Duroc × (Landrace × Yorkshire) pigs are popular in the Chinese market because of their rapid growth, leanness, and economic value. Despite their widespread use in dry-cured ham processing, there is a lack of research on the bioactive peptides of Duroc × (Landrace × Yorkshire) pig ham (DLYH). This study aimed to investigate the presence of peptides with antioxidant and α-glucosidase inhibitory activities in DLYH using peptidomics and in silico analysis. A total of 453 peptides were identified from DLYH, originating mainly from myosin, actin, and the EF-hand domain-containing protein. Notably, two peptides, YDEAGPSIVH (YH10) and FAGDDAPRAVF (FF11), emerged as novel bioactive peptides with antioxidant and α-glucosidase inhibitory activities.

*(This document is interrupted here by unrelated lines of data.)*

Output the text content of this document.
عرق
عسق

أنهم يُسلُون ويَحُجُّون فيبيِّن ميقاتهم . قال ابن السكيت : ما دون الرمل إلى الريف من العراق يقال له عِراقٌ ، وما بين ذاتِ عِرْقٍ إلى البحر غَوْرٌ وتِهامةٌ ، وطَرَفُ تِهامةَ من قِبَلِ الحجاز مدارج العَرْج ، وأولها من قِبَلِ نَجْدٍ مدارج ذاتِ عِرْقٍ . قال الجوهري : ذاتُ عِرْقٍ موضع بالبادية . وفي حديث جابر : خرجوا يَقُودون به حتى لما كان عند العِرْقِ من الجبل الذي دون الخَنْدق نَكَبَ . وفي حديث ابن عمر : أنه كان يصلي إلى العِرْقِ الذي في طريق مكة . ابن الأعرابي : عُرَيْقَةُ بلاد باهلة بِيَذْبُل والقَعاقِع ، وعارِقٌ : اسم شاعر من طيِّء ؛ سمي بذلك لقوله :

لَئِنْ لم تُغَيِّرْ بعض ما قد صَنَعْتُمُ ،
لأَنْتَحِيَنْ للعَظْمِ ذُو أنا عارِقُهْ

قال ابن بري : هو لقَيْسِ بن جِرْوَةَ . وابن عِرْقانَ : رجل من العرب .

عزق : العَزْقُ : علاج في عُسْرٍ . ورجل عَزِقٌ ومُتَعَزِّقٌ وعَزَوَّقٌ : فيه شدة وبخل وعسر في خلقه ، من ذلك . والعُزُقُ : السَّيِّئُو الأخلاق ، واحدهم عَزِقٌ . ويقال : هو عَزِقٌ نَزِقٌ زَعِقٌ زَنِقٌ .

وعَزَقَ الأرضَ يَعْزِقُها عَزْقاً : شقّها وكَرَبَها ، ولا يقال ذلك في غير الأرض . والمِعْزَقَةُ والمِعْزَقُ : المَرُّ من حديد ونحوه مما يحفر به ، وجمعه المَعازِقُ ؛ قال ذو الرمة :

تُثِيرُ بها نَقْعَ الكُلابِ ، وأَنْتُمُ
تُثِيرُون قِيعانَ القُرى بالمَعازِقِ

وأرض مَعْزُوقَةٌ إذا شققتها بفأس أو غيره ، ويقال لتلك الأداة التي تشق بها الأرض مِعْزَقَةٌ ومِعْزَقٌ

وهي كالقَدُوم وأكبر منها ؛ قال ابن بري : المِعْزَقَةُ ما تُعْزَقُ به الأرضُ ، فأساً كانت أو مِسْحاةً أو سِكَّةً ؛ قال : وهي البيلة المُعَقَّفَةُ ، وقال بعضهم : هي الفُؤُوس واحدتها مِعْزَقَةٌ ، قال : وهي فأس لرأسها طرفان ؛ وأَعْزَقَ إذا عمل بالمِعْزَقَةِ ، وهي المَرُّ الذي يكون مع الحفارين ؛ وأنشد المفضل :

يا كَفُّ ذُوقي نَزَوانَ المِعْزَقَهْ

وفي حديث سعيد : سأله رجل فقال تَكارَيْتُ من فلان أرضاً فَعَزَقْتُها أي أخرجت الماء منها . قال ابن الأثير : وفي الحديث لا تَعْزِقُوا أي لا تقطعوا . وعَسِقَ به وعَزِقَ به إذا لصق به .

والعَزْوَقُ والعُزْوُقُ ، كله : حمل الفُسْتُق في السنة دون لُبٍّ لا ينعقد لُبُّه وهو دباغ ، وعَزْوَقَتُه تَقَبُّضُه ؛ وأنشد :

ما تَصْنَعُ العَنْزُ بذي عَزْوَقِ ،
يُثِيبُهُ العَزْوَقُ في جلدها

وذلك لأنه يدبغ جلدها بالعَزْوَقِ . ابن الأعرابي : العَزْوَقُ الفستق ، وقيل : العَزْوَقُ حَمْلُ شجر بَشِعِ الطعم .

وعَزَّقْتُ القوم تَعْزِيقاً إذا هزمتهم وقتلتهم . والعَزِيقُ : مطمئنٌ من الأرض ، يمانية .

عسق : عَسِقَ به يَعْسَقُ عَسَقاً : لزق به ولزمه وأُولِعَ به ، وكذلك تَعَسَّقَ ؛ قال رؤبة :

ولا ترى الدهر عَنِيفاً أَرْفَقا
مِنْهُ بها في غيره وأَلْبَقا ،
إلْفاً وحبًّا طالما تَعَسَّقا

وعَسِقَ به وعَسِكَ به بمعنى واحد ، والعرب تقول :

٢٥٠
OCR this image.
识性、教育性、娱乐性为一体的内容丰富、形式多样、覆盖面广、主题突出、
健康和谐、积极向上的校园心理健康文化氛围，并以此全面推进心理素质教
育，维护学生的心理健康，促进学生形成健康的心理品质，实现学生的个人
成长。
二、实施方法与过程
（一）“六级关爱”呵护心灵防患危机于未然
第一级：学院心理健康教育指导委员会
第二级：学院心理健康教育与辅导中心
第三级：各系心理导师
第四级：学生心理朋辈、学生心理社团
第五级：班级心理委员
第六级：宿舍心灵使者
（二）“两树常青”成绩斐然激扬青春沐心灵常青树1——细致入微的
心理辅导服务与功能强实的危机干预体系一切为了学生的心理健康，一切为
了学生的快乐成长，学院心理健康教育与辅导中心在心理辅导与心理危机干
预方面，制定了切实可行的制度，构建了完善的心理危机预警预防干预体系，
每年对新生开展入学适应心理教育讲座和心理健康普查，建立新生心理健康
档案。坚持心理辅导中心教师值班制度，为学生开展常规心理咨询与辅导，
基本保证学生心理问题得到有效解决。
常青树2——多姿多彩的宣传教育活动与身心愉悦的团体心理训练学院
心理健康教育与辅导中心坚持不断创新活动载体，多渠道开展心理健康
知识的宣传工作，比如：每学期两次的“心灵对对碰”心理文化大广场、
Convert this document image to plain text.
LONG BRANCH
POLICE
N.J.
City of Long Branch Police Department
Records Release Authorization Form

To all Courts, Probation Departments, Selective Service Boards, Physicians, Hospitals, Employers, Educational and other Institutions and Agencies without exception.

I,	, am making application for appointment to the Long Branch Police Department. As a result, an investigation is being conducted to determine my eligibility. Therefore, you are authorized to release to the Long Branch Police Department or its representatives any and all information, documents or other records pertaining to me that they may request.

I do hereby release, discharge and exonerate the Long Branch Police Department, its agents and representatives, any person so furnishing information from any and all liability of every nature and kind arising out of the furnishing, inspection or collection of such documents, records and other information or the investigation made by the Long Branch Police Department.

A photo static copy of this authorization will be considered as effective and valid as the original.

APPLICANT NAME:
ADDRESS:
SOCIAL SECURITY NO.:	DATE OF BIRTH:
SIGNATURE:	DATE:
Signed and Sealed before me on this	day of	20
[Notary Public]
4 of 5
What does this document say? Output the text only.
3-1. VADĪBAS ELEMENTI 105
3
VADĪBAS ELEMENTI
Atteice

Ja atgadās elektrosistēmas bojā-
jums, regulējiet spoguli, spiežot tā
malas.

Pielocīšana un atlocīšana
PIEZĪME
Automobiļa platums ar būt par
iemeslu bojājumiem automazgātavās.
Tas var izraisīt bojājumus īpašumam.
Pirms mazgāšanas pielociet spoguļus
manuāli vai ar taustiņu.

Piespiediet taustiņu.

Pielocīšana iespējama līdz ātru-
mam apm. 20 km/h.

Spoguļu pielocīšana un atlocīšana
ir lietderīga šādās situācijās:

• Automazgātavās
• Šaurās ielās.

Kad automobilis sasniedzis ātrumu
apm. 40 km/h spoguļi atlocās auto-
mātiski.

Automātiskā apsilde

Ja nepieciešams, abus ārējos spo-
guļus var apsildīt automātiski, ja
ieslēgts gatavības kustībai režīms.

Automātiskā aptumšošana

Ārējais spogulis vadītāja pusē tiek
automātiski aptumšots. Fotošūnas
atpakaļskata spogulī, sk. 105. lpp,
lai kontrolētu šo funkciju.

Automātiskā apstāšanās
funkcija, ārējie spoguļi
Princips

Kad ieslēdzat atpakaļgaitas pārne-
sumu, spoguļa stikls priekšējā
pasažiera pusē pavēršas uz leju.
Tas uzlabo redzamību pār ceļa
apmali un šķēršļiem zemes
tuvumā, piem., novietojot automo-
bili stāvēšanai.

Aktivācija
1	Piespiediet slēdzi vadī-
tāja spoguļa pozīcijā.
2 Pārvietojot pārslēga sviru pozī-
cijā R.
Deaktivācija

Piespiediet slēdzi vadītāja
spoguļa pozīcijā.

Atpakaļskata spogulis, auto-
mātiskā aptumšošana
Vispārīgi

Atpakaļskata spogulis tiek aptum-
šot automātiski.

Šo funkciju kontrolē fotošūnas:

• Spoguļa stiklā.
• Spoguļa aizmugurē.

Among these peptides, YH10 exhibited a high DPPH radical scavenging activity (IC50 = 1.93 mM), ABTS radical scavenging activity (IC50 = 0.10 mM), α-glucosidase inhibitory activity (IC50 = 2.13 mM), and good gastrointestinal tolerance. Molecular docking analysis showed that YH10 was bound to the ABTS and DPPH radicals and the active site of α-glucosidase (3A4A) primarily through hydrogen bonding and hydrophobic interactions. Furthermore, molecular dynamics (MD) simulation indicated that the YH10-3A4A complexes maintained stable and compact conformations. In conclusion, our findings indicated that peptide YH10 derived from DLYH possesses bifunctional properties of α-glucosidase inhibition and antioxidant activity, which could be beneficial for maintaining ham quality and promoting human health.